Important conditions of travel include:
- Only Indian passport holders or OCI card holders can travel by corridor, Pakistanis cannot.
- Children or aged persons of all ages can register to apply.
- After 15 days of travel by corridor another registration can be done for second visit.
- Registration can only be done online at the above-mentioned website of the Indian government.
- Overnight stay is not allowed

== Reception ==
Lahore-based historian Fakir S. Aijazuddin said the corridor is a "unique experiment" in cross-border ties between India and Pakistan. The corridor has been described as Guru Nanak's legacy project depicting his way of living life. A special episode was dedicated to the corridor in the Hindi TV series Kullfi Kumarr Bajewala. Sunny Deol stated that the corridor would help maintain peace between India and Pakistan. Many Sikh pilgrims credited Pakistani PM Imran Khan and former Indian Punjab minister Sidhu for the corridor's opening. The State Department of the United States also welcomed the opening of the corridor.

After visiting the Pakistani side in February 2020 Antonio Guterres, the United Nations Secretary-General, called it the "symbol of interfaith harmony" and "a corridor of hope, connecting two key Sikh pilgrimage sites."

==Facilities==
RailTel Corporation of India launched the free RailWire Wi-Fi service to pilgrims at Dera Baba Nanak railway station and Integrated Check Post. Jalandhar based Republic Motors provided six campus electric carts for travel of pilgrims from Integrated Check Post (ICP) to zero point. On 8 November 2019, Delhi CM Arvind Kejriwal announced that the Government of Delhi will bear all expenses and cost of Kartarpur Sahib pilgrimage under Mukhyamantri Teerth Yatra Yojana.

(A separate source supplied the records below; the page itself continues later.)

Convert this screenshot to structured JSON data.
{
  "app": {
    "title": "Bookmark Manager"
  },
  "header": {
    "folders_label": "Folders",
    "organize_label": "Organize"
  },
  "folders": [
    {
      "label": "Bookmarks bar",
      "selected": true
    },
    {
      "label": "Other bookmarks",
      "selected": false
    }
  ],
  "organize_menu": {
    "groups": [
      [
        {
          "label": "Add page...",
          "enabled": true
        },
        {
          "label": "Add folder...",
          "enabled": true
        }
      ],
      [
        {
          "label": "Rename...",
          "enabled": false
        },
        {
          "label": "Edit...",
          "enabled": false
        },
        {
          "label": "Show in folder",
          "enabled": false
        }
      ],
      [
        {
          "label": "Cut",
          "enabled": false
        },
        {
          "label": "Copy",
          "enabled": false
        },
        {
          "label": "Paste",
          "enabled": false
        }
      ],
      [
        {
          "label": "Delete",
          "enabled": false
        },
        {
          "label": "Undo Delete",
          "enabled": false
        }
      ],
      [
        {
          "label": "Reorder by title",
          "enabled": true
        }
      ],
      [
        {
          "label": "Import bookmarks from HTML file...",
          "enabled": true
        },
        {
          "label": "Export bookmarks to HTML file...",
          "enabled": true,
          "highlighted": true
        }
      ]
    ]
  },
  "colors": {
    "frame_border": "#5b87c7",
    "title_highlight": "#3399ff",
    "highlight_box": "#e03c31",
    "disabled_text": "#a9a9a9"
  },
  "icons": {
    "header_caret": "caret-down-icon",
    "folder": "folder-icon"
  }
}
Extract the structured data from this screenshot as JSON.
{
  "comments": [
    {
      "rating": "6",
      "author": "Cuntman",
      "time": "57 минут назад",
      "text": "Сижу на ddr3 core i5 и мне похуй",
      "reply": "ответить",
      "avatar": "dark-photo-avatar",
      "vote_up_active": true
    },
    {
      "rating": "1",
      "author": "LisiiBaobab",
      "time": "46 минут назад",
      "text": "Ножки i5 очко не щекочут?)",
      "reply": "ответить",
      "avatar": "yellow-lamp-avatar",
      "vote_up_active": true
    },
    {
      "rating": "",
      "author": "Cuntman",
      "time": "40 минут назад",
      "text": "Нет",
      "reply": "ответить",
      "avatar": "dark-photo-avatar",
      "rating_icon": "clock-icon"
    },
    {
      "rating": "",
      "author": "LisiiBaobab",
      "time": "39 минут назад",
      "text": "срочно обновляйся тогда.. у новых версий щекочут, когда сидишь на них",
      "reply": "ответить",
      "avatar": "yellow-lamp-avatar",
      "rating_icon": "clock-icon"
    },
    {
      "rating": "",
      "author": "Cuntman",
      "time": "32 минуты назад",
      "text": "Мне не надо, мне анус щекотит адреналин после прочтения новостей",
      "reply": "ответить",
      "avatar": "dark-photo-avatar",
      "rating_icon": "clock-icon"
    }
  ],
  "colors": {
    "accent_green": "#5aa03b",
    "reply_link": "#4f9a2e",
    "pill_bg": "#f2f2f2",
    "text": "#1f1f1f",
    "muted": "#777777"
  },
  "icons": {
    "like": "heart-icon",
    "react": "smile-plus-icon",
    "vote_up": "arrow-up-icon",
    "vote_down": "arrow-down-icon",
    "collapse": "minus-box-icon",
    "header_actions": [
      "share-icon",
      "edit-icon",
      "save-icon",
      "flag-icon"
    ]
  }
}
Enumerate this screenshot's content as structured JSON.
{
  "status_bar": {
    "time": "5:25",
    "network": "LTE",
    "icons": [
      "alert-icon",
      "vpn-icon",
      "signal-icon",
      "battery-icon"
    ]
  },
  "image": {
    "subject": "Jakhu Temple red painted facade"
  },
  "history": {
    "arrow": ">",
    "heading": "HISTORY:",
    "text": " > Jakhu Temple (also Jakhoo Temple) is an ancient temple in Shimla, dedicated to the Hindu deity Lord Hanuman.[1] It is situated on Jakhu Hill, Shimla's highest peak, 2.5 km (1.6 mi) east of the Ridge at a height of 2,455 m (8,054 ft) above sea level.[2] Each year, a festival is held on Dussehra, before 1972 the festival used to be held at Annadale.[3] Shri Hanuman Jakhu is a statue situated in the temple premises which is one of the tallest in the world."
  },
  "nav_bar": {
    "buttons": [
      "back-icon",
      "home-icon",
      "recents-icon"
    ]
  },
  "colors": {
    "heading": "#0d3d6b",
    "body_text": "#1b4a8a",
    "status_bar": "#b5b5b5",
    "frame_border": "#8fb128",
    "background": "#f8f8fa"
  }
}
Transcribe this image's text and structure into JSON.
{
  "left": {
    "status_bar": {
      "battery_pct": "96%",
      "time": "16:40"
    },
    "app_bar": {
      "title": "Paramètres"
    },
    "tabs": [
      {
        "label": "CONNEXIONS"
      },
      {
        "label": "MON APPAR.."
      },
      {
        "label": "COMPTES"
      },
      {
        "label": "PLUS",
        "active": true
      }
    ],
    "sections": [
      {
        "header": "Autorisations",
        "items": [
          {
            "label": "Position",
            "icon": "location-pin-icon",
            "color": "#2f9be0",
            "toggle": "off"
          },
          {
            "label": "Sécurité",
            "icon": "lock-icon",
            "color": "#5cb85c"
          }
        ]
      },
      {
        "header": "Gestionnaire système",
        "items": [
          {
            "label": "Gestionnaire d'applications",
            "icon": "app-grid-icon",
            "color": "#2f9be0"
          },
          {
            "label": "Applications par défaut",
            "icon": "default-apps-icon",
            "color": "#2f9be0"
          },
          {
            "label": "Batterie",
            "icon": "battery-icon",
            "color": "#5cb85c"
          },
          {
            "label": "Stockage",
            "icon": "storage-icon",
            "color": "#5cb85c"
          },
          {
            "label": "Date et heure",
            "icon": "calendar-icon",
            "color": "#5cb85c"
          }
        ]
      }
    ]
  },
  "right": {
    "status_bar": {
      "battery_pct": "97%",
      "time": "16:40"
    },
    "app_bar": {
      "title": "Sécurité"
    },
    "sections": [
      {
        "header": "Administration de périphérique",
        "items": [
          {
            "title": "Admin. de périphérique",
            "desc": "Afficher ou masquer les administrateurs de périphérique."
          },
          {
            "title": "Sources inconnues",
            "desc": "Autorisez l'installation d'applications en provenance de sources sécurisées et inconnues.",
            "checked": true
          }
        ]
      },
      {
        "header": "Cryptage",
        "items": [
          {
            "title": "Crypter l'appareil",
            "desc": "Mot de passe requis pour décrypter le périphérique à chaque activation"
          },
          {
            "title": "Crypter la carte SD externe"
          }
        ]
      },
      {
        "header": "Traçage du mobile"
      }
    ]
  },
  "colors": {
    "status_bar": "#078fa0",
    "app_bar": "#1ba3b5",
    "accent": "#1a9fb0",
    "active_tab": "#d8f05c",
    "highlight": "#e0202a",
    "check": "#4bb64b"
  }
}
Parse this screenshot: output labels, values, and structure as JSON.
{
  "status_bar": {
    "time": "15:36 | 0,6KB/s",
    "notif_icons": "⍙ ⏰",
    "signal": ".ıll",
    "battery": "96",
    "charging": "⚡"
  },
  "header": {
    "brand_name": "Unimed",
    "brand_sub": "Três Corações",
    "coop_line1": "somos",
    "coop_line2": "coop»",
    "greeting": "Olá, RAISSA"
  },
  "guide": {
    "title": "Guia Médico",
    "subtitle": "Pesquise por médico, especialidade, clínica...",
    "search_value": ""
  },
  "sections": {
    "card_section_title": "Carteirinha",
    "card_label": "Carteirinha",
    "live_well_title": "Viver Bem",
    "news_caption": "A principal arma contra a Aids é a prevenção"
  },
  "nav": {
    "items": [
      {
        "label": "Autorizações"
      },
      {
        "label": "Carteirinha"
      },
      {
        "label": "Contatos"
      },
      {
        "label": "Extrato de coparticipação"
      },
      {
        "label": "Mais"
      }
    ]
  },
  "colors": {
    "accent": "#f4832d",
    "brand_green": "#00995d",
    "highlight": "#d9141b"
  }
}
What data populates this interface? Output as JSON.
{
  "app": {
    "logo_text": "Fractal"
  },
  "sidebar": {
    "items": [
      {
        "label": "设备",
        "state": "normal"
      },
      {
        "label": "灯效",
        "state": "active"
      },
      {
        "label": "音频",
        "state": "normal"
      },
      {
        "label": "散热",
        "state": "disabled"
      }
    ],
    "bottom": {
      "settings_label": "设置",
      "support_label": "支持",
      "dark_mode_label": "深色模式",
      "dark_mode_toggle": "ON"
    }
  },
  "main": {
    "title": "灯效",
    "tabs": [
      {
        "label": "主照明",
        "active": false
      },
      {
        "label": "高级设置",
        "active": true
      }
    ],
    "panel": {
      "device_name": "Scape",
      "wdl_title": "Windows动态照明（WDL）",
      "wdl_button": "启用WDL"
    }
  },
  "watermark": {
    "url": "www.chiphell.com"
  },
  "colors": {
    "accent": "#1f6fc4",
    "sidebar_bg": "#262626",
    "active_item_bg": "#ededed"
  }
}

==Proposals for similar corridors==
There are several other proposals for opening of similar visa-free corridors to Sikh religious and historic places that are situated within 4 kilometers of international borders.
- Akal Takht Jathedar Giani Harpreet Singh demanded a same visa-free access corridor at Dera Baba Nanak, India for Pakistani Sikhs to visit and pay obeisance at Gurudwara Sri Darbar Sahib at Dera Baba Nanak.
- Corridor to Gurdwara Rori Sahib, Eminabad, the historic gurudwara of Guru Nanak and Bhai Mardana at Jahman Village near Lahore.
- Corridor to Gurdwara Lahura Sahib, outside Ghawind village near Lahore.
- Corridor to Gurudwara Jhari Sahib, the historic gurudwara associated with Guru Amar Das at Tergay village in Kasur District.
- Corridor to historic Gurdwara Bhai Bahlol at Qadiwind village in Kasur District.
- Corridor to Gurudwara Chhevin Patshahi Sri Guru Hargobind Sahib at Padhana village near Lahore.
- There has been a request by the Kashmiri Pandit community for a corridor allowing them to visit the Sharada Peeth temple. In March 2019, Pakistani media reported that Pakistan is exploring the possibility of a corridor for Indian pilgrims, and may be close to approving a plan. However, the Pakistani government has since said that a decision has not been made.
- A Western Pahari Corridor from Shimla to Murree has also been proposed under the Aman ki Asha initiative to link the similar Western Pahari language-based regions of Himachal Pradesh, Jammu, Azad Kashmir and Pothohar Plateau for boosting commercial and cultural ties.
- Similar corridor is proposed for Hindus and Jains to the Umerkot and Tharparkar districts of Sindh, as they have prominent temples like the Umarkot Shiv Mandir, Nagarparkar Jain temples etc.